Paradoks. DALAM konteks kegagalan sosiologis, terjadi semacam situasi paradoks. Makin terpuruk suatu bangsa, makin besar pula kebutuhan munculnya tokoh(-tokoh) pemimpin yang secara kualitatif luarbiasa, berkemampuan tinggi dan brilian. Tetapi pada sisi lain, makin dalam situasi keterpurukan masyarakat, justru lebih besar pula peluang tampilnya pemimpin (atau para pemimpin) yang secara mental sakit dan berkualitas terpuruk.

Sewaktu Indonesia menuju kemerdekaan, tampil tokoh-tokoh berkualitas seperti Bung Karno dan Bung Hatta, serta sederetan tokoh lainnya yang tak kalah bermutunya. Ini menjadi suatu keadaan sejarah yang luar biasa. Sayang bahwa Bung Hatta berhenti di tengah perjalanan Indonesia merdeka.

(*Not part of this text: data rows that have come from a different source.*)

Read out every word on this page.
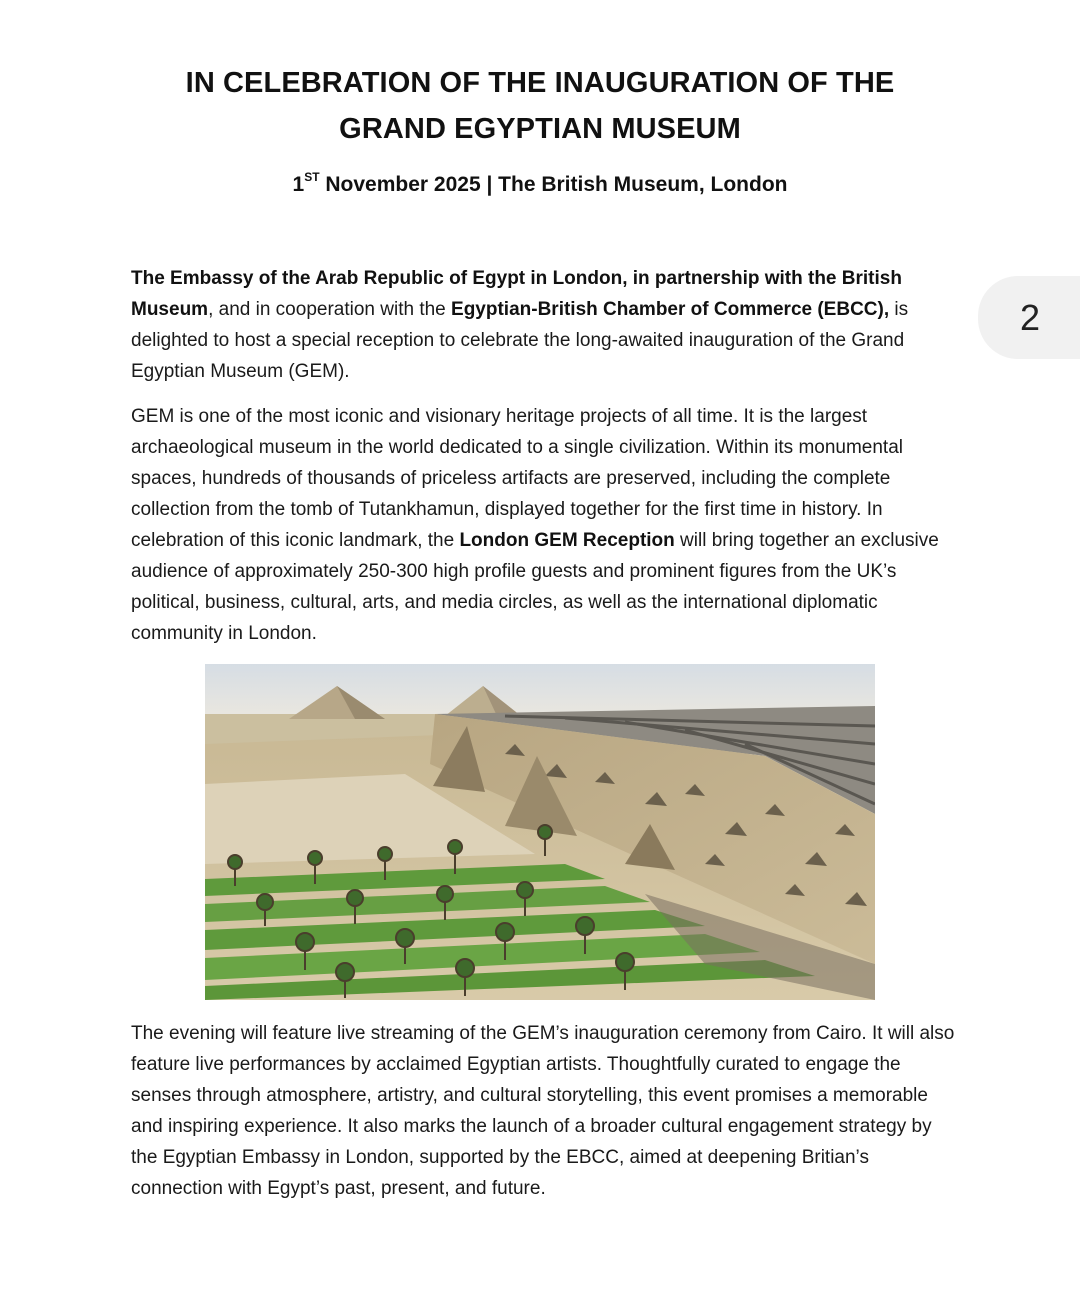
IN CELEBRATION OF THE INAUGURATION OF THE
GRAND EGYPTIAN MUSEUM
1ST November 2025 | The British Museum, London
2
The Embassy of the Arab Republic of Egypt in London, in partnership with the British Museum, and in cooperation with the Egyptian-British Chamber of Commerce (EBCC), is delighted to host a special reception to celebrate the long-awaited inauguration of the Grand Egyptian Museum (GEM).
GEM is one of the most iconic and visionary heritage projects of all time. It is the largest archaeological museum in the world dedicated to a single civilization. Within its monumental spaces, hundreds of thousands of priceless artifacts are preserved, including the complete collection from the tomb of Tutankhamun, displayed together for the first time in history. In celebration of this iconic landmark, the London GEM Reception will bring together an exclusive audience of approximately 250-300 high profile guests and prominent figures from the UK’s political, business, cultural, arts, and media circles, as well as the international diplomatic community in London.
The evening will feature live streaming of the GEM’s inauguration ceremony from Cairo. It will also feature live performances by acclaimed Egyptian artists. Thoughtfully curated to engage the senses through atmosphere, artistry, and cultural storytelling, this event promises a memorable and inspiring experience. It also marks the launch of a broader cultural engagement strategy by the Egyptian Embassy in London, supported by the EBCC, aimed at deepening Britian’s connection with Egypt’s past, present, and future.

Dan, Bung Karno tergelincir dalam pola semi diktator  1960-1965 untuk akhirnya tersandung dalam Peristiwa 30 September 1965. Sementara itu, Jenderal Soeharto yang menjadi pelanjut setelah Soekarno, terlalu berlama-lama dalam kekuasaan sehingga terjangkiti adagium power tends to corrupt.

Presiden BJ Habibie, cerdas dalam keilmuan namun ‘awam’ dalam lika-liku politik. Abdurrahman Wahid, adalah seorang berkualitas, namun menjadi presiden saat terbelit kemunduran kesehatan. Megawati Soekarnoputeri, besar dalam bayang-bayang kebesaran nama Soekarno, namun mengalami kesulitan dalam mengemban nama itu dalam praktek kekuasaan. Susilo Bambang Yudhoyono, sempat menjadi bintang harapan baru, namun pencapaian dalam pencitraan tak sebanding dengan fakta pencapaian di medan realita saat harus berhadapan dengan kehidupan politik yang sudah terlanjut tergelincir sakit. Ia dikritik sebagai seorang peragu.

Namun kini, mulai muncul pendapat, bahwa ternyata dalam memecahkan berbagai masalah, Susilo Bambang Yudhoyono sedikit masih lebih baik dari Presiden Joko Widodo. Sempat menjadi bintang harapan baru, Joko Widodo dengan cepat pudar reputasinya, ketika ia tak begitu berhasil dalam pengambilan keputusan untuk berbagai persoalan. Mulai dari kekurangberhasilan menampilkan sebuah kabinet impian sesuai yang dijanjikan, soal harga BBM,sampai yang paling menjadi perhatian yakni penanganan penyelesaian konflik KPK-Polri terkait penetapan Komjen Budi Gunawan sebagai tersangka KPK.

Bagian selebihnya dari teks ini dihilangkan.